Permethrin Poisoning in Cats
As seen in Clinician's Brief Feb.2009, page 20 Used with permission.
This article reviews permethrin toxicosis and its treatment in cats and incorporates information from pharmacovigilance programs in Australia, the United States, and the United Kingdom. Most incidents of toxicity occurred when owners inappropriately applied canine spot-on products to cats. A smaller number (11%-25%) were affected by being in close contact with recently treated dogs; in one case, a cat developed signs of toxicosis after licking an empty permethrin-containing packet.
Clinical signs related primarily to the nervous system, including seizures, muscle fasciculations, tremors, shaking and ataxia.
Signs usually developed withing a few hours of exposure, with some delayed for 48 hours. Signs resolved or the animal died withing 24 to 72 hours. Diagnosis was based primarily on history, clinical examination, and presenting signs. Other than stress-related changes, laboratory values were usually normal. Treatment was directed at treating the signs and was based on control of tremors or seizures, supportive care, and decontamination.

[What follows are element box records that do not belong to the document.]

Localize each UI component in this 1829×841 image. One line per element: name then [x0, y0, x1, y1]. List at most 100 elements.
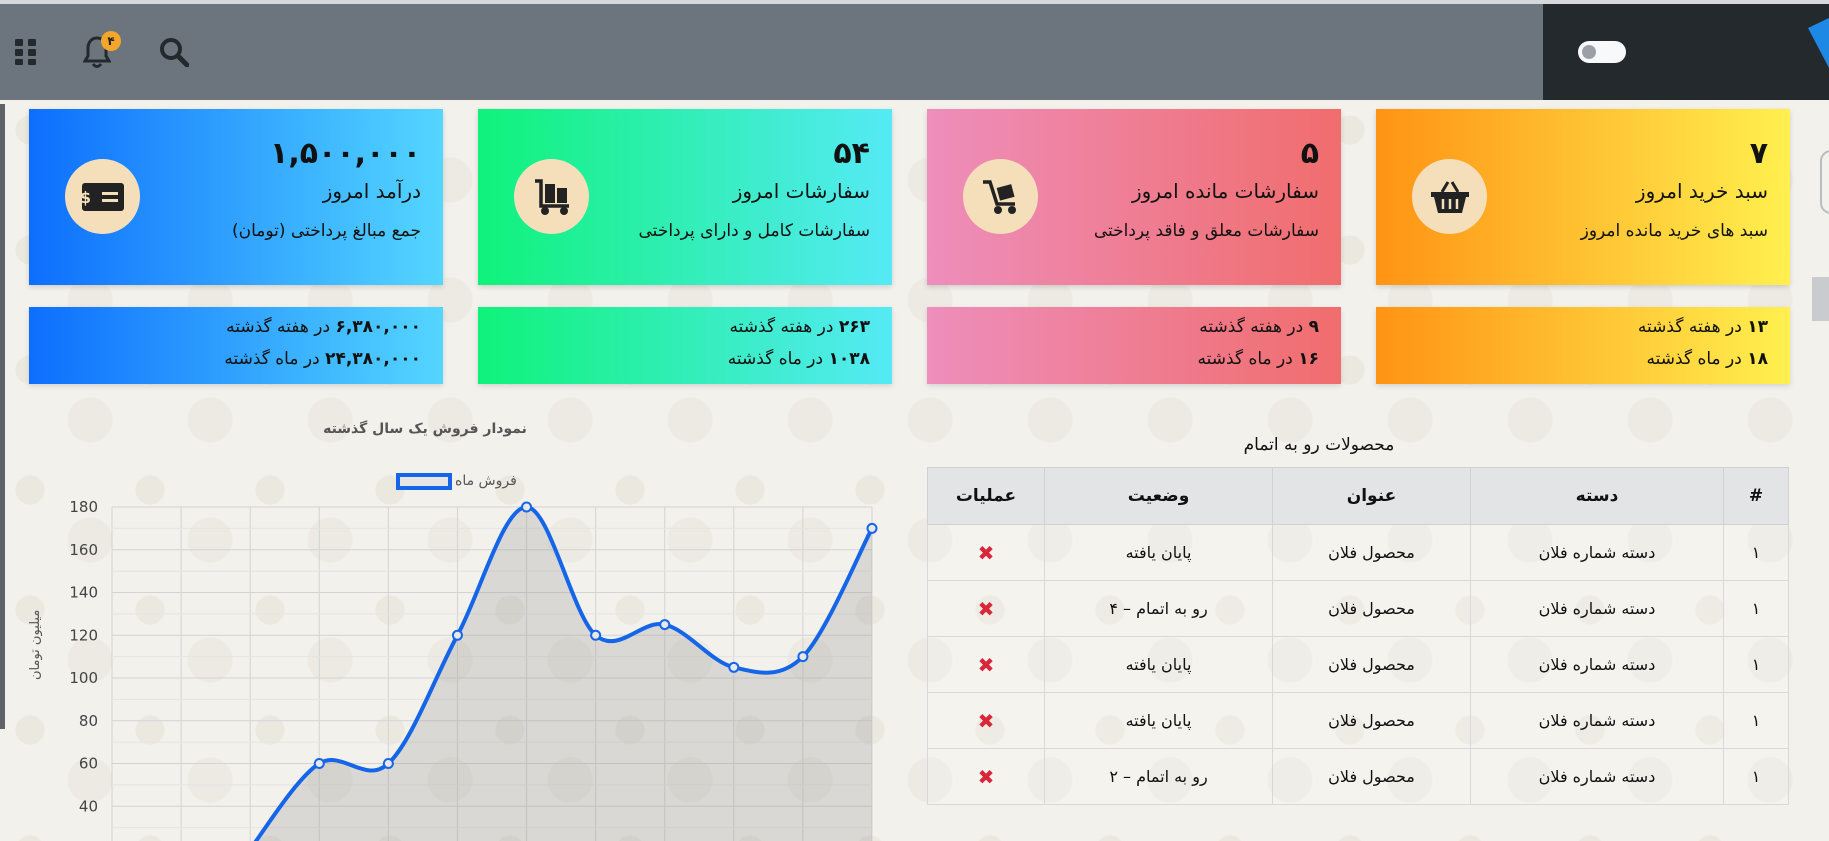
- data-point: [451, 629, 463, 641]
- card-title: سبد خرید امروز: [1635, 179, 1768, 203]
- cell-number: ۱: [1723, 636, 1789, 693]
- cell-category: دسته شماره فلان: [1470, 748, 1724, 805]
- weekly-line: ۱۳ در هفته گذشته: [1637, 317, 1768, 337]
- cell-status: پایان یافته: [1044, 636, 1273, 693]
- card-today-baskets[interactable]: ۷ سبد خرید امروز سبد های خرید مانده امرو…: [1376, 109, 1790, 285]
- cell-number: ۱: [1723, 524, 1789, 581]
- delete-icon[interactable]: ✖: [978, 653, 995, 677]
- card-description: جمع مبالغ پرداختی (تومان): [231, 221, 421, 241]
- subcard-pending-history: ۹ در هفته گذشته ۱۶ در ماه گذشته: [927, 307, 1341, 384]
- monthly-line: ۱۰۳۸ در ماه گذشته: [727, 349, 870, 369]
- card-pending-orders[interactable]: ۵ سفارشات مانده امروز سفارشات معلق و فاق…: [927, 109, 1341, 285]
- scrollbar-thumb[interactable]: [1812, 277, 1829, 321]
- legend-swatch[interactable]: [396, 473, 452, 490]
- cell-title: محصول فلان: [1272, 748, 1471, 805]
- subcard-baskets-history: ۱۳ در هفته گذشته ۱۸ در ماه گذشته: [1376, 307, 1790, 384]
- cell-title: محصول فلان: [1272, 636, 1471, 693]
- cell-status: رو به اتمام – ۲: [1044, 748, 1273, 805]
- avatar-edge: [1820, 150, 1829, 214]
- svg-text:$: $: [82, 188, 91, 207]
- col-header-number: #: [1723, 467, 1789, 525]
- col-header-actions: عملیات: [927, 467, 1045, 525]
- y-tick-label: 180: [69, 498, 98, 516]
- table-header-row: # دسته عنوان وضعیت عملیات: [927, 467, 1789, 525]
- cell-number: ۱: [1723, 580, 1789, 637]
- delete-icon[interactable]: ✖: [978, 765, 995, 789]
- table-row: ۱ دسته شماره فلان محصول فلان رو به اتمام…: [927, 748, 1789, 805]
- cell-title: محصول فلان: [1272, 692, 1471, 749]
- weekly-line: ۲۶۳ در هفته گذشته: [729, 317, 870, 337]
- trolley-icon: [514, 159, 589, 234]
- data-point: [797, 651, 809, 663]
- cell-category: دسته شماره فلان: [1470, 580, 1724, 637]
- money-icon: $: [65, 159, 140, 234]
- card-today-orders[interactable]: ۵۴ سفارشات امروز سفارشات کامل و دارای پر…: [478, 109, 892, 285]
- cell-number: ۱: [1723, 692, 1789, 749]
- top-navbar: [0, 4, 1543, 100]
- data-point: [313, 758, 325, 769]
- cell-category: دسته شماره فلان: [1470, 636, 1724, 693]
- card-description: سفارشات معلق و فاقد پرداختی: [1093, 221, 1319, 241]
- subcard-orders-history: ۲۶۳ در هفته گذشته ۱۰۳۸ در ماه گذشته: [478, 307, 892, 384]
- col-header-title: عنوان: [1272, 467, 1471, 525]
- legend-label: فروش ماه: [455, 473, 517, 489]
- delete-icon[interactable]: ✖: [978, 541, 995, 565]
- table-row: ۱ دسته شماره فلان محصول فلان پایان یافته…: [927, 692, 1789, 749]
- basket-icon: [1412, 159, 1487, 234]
- cell-title: محصول فلان: [1272, 524, 1471, 581]
- series-area: [250, 507, 872, 841]
- data-point: [382, 758, 394, 769]
- weekly-line: ۹ در هفته گذشته: [1199, 317, 1319, 337]
- toggle-knob: [1582, 45, 1596, 59]
- data-point: [866, 522, 878, 534]
- y-tick-label: 140: [69, 584, 98, 602]
- data-point: [659, 619, 671, 631]
- y-tick-label: 120: [69, 626, 98, 644]
- table-title: محصولات رو به اتمام: [1243, 435, 1395, 455]
- card-description: سبد های خرید مانده امروز: [1580, 221, 1768, 241]
- card-description: سفارشات کامل و دارای پرداختی: [638, 221, 870, 241]
- data-point: [728, 661, 740, 673]
- y-tick-label: 80: [79, 712, 98, 730]
- col-header-category: دسته: [1470, 467, 1724, 525]
- monthly-line: ۱۸ در ماه گذشته: [1646, 349, 1768, 369]
- y-tick-label: 60: [79, 755, 98, 773]
- card-title: درآمد امروز: [322, 179, 421, 203]
- search-icon[interactable]: [154, 32, 194, 72]
- low-stock-table: # دسته عنوان وضعیت عملیات ۱ دسته شماره ف…: [927, 467, 1789, 805]
- delete-icon[interactable]: ✖: [978, 709, 995, 733]
- table-row: ۱ دسته شماره فلان محصول فلان پایان یافته…: [927, 524, 1789, 581]
- apps-grid-icon[interactable]: [6, 32, 46, 72]
- card-number: ۷: [1749, 136, 1768, 171]
- y-tick-label: 160: [69, 541, 98, 559]
- weekly-line: ۶,۳۸۰,۰۰۰ در هفته گذشته: [226, 317, 421, 337]
- cell-actions: ✖: [927, 580, 1045, 637]
- cell-category: دسته شماره فلان: [1470, 524, 1724, 581]
- data-point: [521, 501, 533, 513]
- y-tick-label: 100: [69, 669, 98, 687]
- col-header-status: وضعیت: [1044, 467, 1273, 525]
- cell-status: پایان یافته: [1044, 692, 1273, 749]
- table-row: ۱ دسته شماره فلان محصول فلان رو به اتمام…: [927, 580, 1789, 637]
- cell-actions: ✖: [927, 524, 1045, 581]
- cell-title: محصول فلان: [1272, 580, 1471, 637]
- delete-icon[interactable]: ✖: [978, 597, 995, 621]
- card-number: ۵: [1300, 136, 1319, 171]
- monthly-line: ۲۴,۳۸۰,۰۰۰ در ماه گذشته: [224, 349, 421, 369]
- theme-toggle[interactable]: [1578, 41, 1626, 63]
- cart-icon: [963, 159, 1038, 234]
- cell-status: پایان یافته: [1044, 524, 1273, 581]
- notification-badge: ۴: [101, 31, 121, 51]
- cell-actions: ✖: [927, 692, 1045, 749]
- subcard-income-history: ۶,۳۸۰,۰۰۰ در هفته گذشته ۲۴,۳۸۰,۰۰۰ در ما…: [29, 307, 443, 384]
- cell-status: رو به اتمام – ۴: [1044, 580, 1273, 637]
- card-title: سفارشات امروز: [732, 179, 870, 203]
- chart-title: نمودار فروش یک سال گذشته: [323, 421, 527, 437]
- card-title: سفارشات مانده امروز: [1132, 179, 1319, 203]
- data-point: [590, 629, 602, 641]
- logo-icon: [1808, 18, 1829, 68]
- card-today-income[interactable]: ۱,۵۰۰,۰۰۰ درآمد امروز جمع مبالغ پرداختی …: [29, 109, 443, 285]
- sales-chart: 40 60 80 100 120 140 160 180: [69, 498, 878, 841]
- card-number: ۱,۵۰۰,۰۰۰: [270, 136, 421, 171]
- card-number: ۵۴: [833, 136, 870, 171]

Prognosis was good for cats receiving prompt and aggressive treatment. Severely affected cats or those that were not treated (23% in one report, 37% in another) died, or were euthanized. A review of product levels found them to be adequate. The authors recommend that clients be educated on the importance of reading and following label directions.
Commentary; Despite very prominent warnings on packages, exposure to concentrated permethrin spot-ons meant for dogs continues to be a major toxicosis in cats. Often, owners think that a drop or two can be safe despite the warnings; tremors and seizures can occur even with this small exposure. A second, less well known source of exposure is in cats that have close contact (sleeping, grooming) with dogs that have been treated with the products. In the ASPCA Animal Poison Control Center's experience, intravenous methocarbamol remains the treatment of choice because diazepam poorly controls tremors.
Bathing the cat with a liquid hand dish washing detergent (such as Dawn) to remove residual permethrin from the skin and coat is also important, but should not be done until the cat's tremors or seizures have been stabilized. Finally, the cat should be kept warm after the bath because hypothermia makes it harder to control tremors.